2013 Paul A. Volcker Career Achievement
Winner

Orice Williams Brown

Provided Congress with impartial analysis and oversight regarding the nation’s financial regulatory system, issuing warnings about potential risks and suggesting ways to improve the implementation of new laws and economic recovery programs.

To deal with the economic crisis, Congress passed laws to bail out banks, reform Wall Street and help homeowners. Orice Williams Brown helped determine if the laws were working and made recommendations to improve their effectiveness.

During the past two decades, Orice Williams Brown has become a trusted expert for members of Congress on financial regulatory matters, from investigating hedge fund abuses in the 1990s to examining the full panoply of laws and policies put in place as a result of the 2008 economic crisis.

As the managing director of the Government Accountability Office’s (GAO) financial markets and community investment section, Brown and her team have played a critical role in helping ensure new financial reform laws are effectively implemented and that citizens and businesses received the intended economic recovery assistance quickly and correctly.

In the past few years, Brown has overseen dozens of reports that carefully examined and offered recommendations to improve the $700 billion Troubled Asset Relief Program (TARP), the Wall Street regulatory reform law, and initiatives to prevent housing foreclosures.
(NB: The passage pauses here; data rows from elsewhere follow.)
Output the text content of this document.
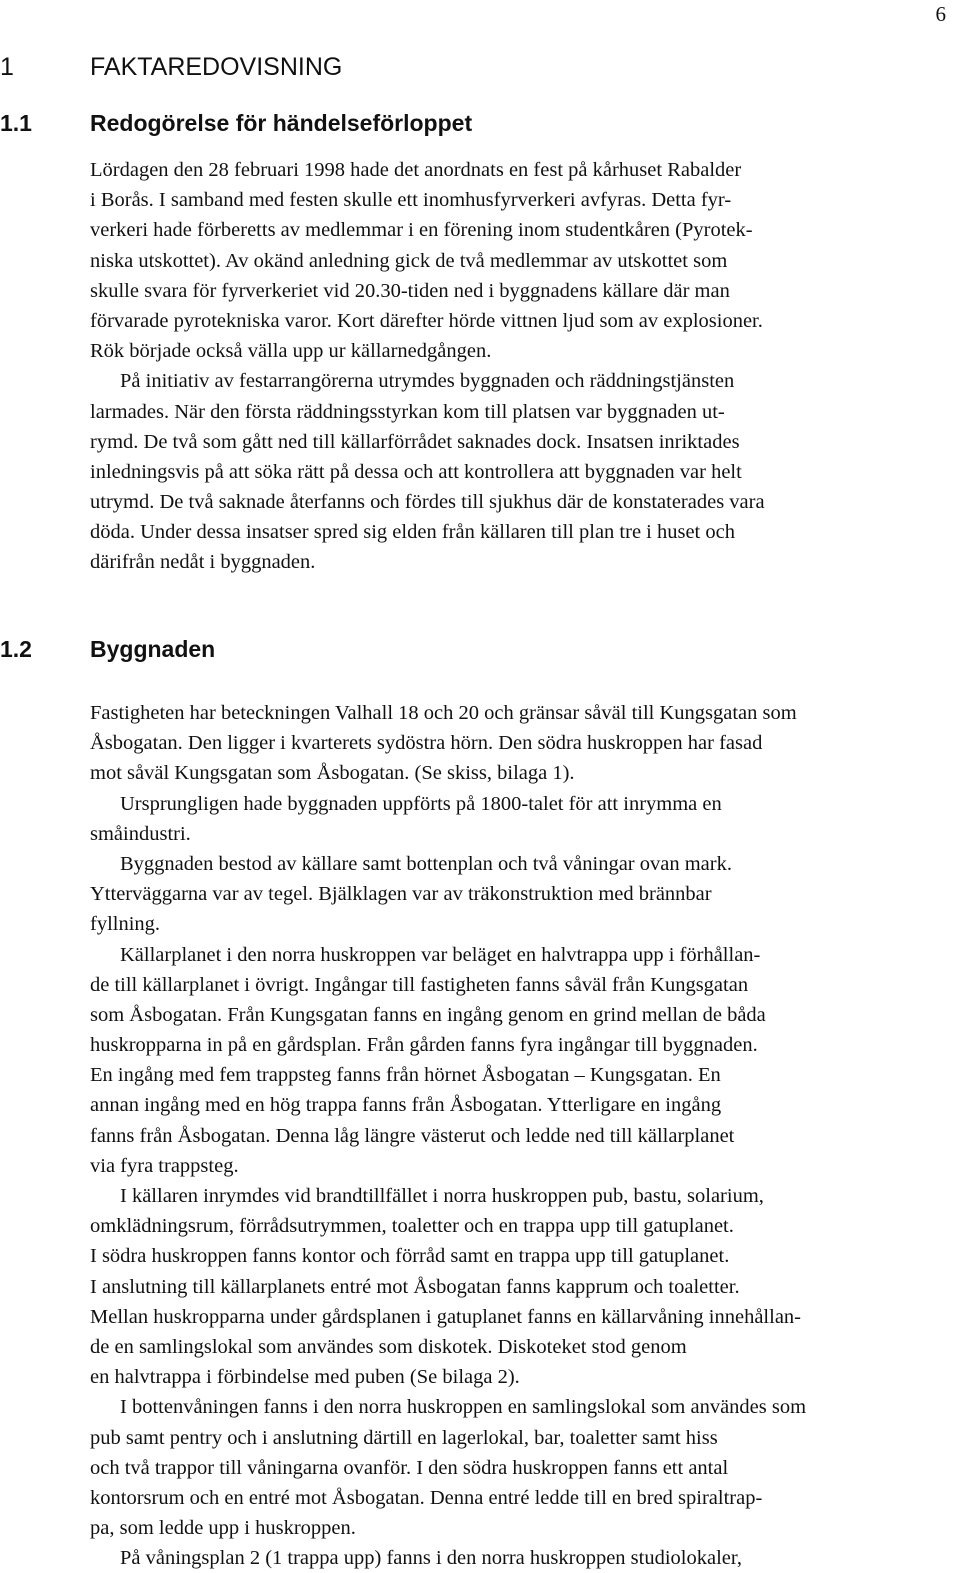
6
1	FAKTAREDOVISNING
1.1	Redogörelse för händelseförloppet
Lördagen den 28 februari 1998 hade det anordnats en fest på kårhuset Rabalder
i Borås. I samband med festen skulle ett inomhusfyrverkeri avfyras. Detta fyr-
verkeri hade förberetts av medlemmar i en förening inom studentkåren (Pyrotek-
niska utskottet). Av okänd anledning gick de två medlemmar av utskottet som
skulle svara för fyrverkeriet vid 20.30-tiden ned i byggnadens källare där man
förvarade pyrotekniska varor. Kort därefter hörde vittnen ljud som av explosioner.
Rök började också välla upp ur källarnedgången.
På initiativ av festarrangörerna utrymdes byggnaden och räddningstjänsten
larmades. När den första räddningsstyrkan kom till platsen var byggnaden ut-
rymd. De två som gått ned till källarförrådet saknades dock. Insatsen inriktades
inledningsvis på att söka rätt på dessa och att kontrollera att byggnaden var helt
utrymd. De två saknade återfanns och fördes till sjukhus där de konstaterades vara
döda. Under dessa insatser spred sig elden från källaren till plan tre i huset och
därifrån nedåt i byggnaden.
1.2	Byggnaden
Fastigheten har beteckningen Valhall 18 och 20 och gränsar såväl till Kungsgatan som
Åsbogatan. Den ligger i kvarterets sydöstra hörn. Den södra huskroppen har fasad
mot såväl Kungsgatan som Åsbogatan. (Se skiss, bilaga 1).
Ursprungligen hade byggnaden uppförts på 1800-talet för att inrymma en
småindustri.
Byggnaden bestod av källare samt bottenplan och två våningar ovan mark.
Ytterväggarna var av tegel. Bjälklagen var av träkonstruktion med brännbar
fyllning.
Källarplanet i den norra huskroppen var beläget en halvtrappa upp i förhållan-
de till källarplanet i övrigt. Ingångar till fastigheten fanns såväl från Kungsgatan
som Åsbogatan. Från Kungsgatan fanns en ingång genom en grind mellan de båda
huskropparna in på en gårdsplan. Från gården fanns fyra ingångar till byggnaden.
En ingång med fem trappsteg fanns från hörnet Åsbogatan – Kungsgatan. En
annan ingång med en hög trappa fanns från Åsbogatan. Ytterligare en ingång
fanns från Åsbogatan. Denna låg längre västerut och ledde ned till källarplanet
via fyra trappsteg.
I källaren inrymdes vid brandtillfället i norra huskroppen pub, bastu, solarium,
omklädningsrum, förrådsutrymmen, toaletter och en trappa upp till gatuplanet.
I södra huskroppen fanns kontor och förråd samt en trappa upp till gatuplanet.
I anslutning till källarplanets entré mot Åsbogatan fanns kapprum och toaletter.
Mellan huskropparna under gårdsplanen i gatuplanet fanns en källarvåning innehållan-
de en samlingslokal som användes som diskotek. Diskoteket stod genom
en halvtrappa i förbindelse med puben (Se bilaga 2).
I bottenvåningen fanns i den norra huskroppen en samlingslokal som användes som
pub samt pentry och i anslutning därtill en lagerlokal, bar, toaletter samt hiss
och två trappor till våningarna ovanför. I den södra huskroppen fanns ett antal
kontorsrum och en entré mot Åsbogatan. Denna entré ledde till en bred spiraltrap-
pa, som ledde upp i huskroppen.
På våningsplan 2 (1 trappa upp) fanns i den norra huskroppen studiolokaler,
She is also a leading expert on the government’s flood insurance program and on the activities of the Federal Reserve.

“Orice is a strategic thinker,” said Patricia Dalton, GAO’s chief operating officer. “She’s good at perceiving what the issues are, determining the most important information and developing recommendations that are practical and will have the greatest impact. When she speaks, people listen.”

In the wake of the financial crisis, Brown was instrumental in building and co-leading a multidisciplinary team to monitor the TARP program that created financial stability for major banks, insurers and the auto industry. The GAO has produced comprehensive reports every 60 days, and made more than 70 recommendations to improve Treasury’s management of TARP-related programs and activities. This included evaluation of the government’s ownership interest in major financial institutions, and its management and monitoring of these investments, as well as exit strategies.

Brown also played a pivotal role in the first comprehensive audit of the Federal Reserve’s credit facilities, which were established to respond to the financial crisis, and in more than 40 reports that analyzed various aspects of the Dodd-Frank Wall Street Reform and Consumer Protection Act, including potential impacts of regulations on the financial markets.In addition, her team examined the federal program designed to help struggling borrowers avoid home foreclosures, finding it was falling short and recommending a number of ways to improve existing strategies to help borrowers.

“The GAO team Orice leads has made a series of recommendations to help homeowners understand their rights in the foreclosure process,” said Nikki Clowers, a director at GAO. “For instance, they don’t need to leave their home immediately, since the process can take from one to two years, and it is better if the property does not become vacant. We made the recommendations to bank regulators and they have taken action.”

Gene Dodaro, the comptroller general of the United States, said Brown has provided expert testimony to Congress on complex financial matters and worked closely with senior officials in the executive branch to correct problems and improve program performance and regulatory oversight.

“She has the best qualities of what you want in a public servant and is someone who stepped up in a national crisis and took on difficult issues with courage and excellence,” said Dodaro.

The topics Brown and her team of 125 analysts investigate are complex and often politically charged, but she has managed to navigate these treacherous waters, providing objective analysis for Congress while keeping the financial regulators on their toes.

“We tell Congress what information we have found. Even if they might not agree with what we have found because it wasn’t what they wanted to hear, they respect us for maintaining our integrity,” Brown said.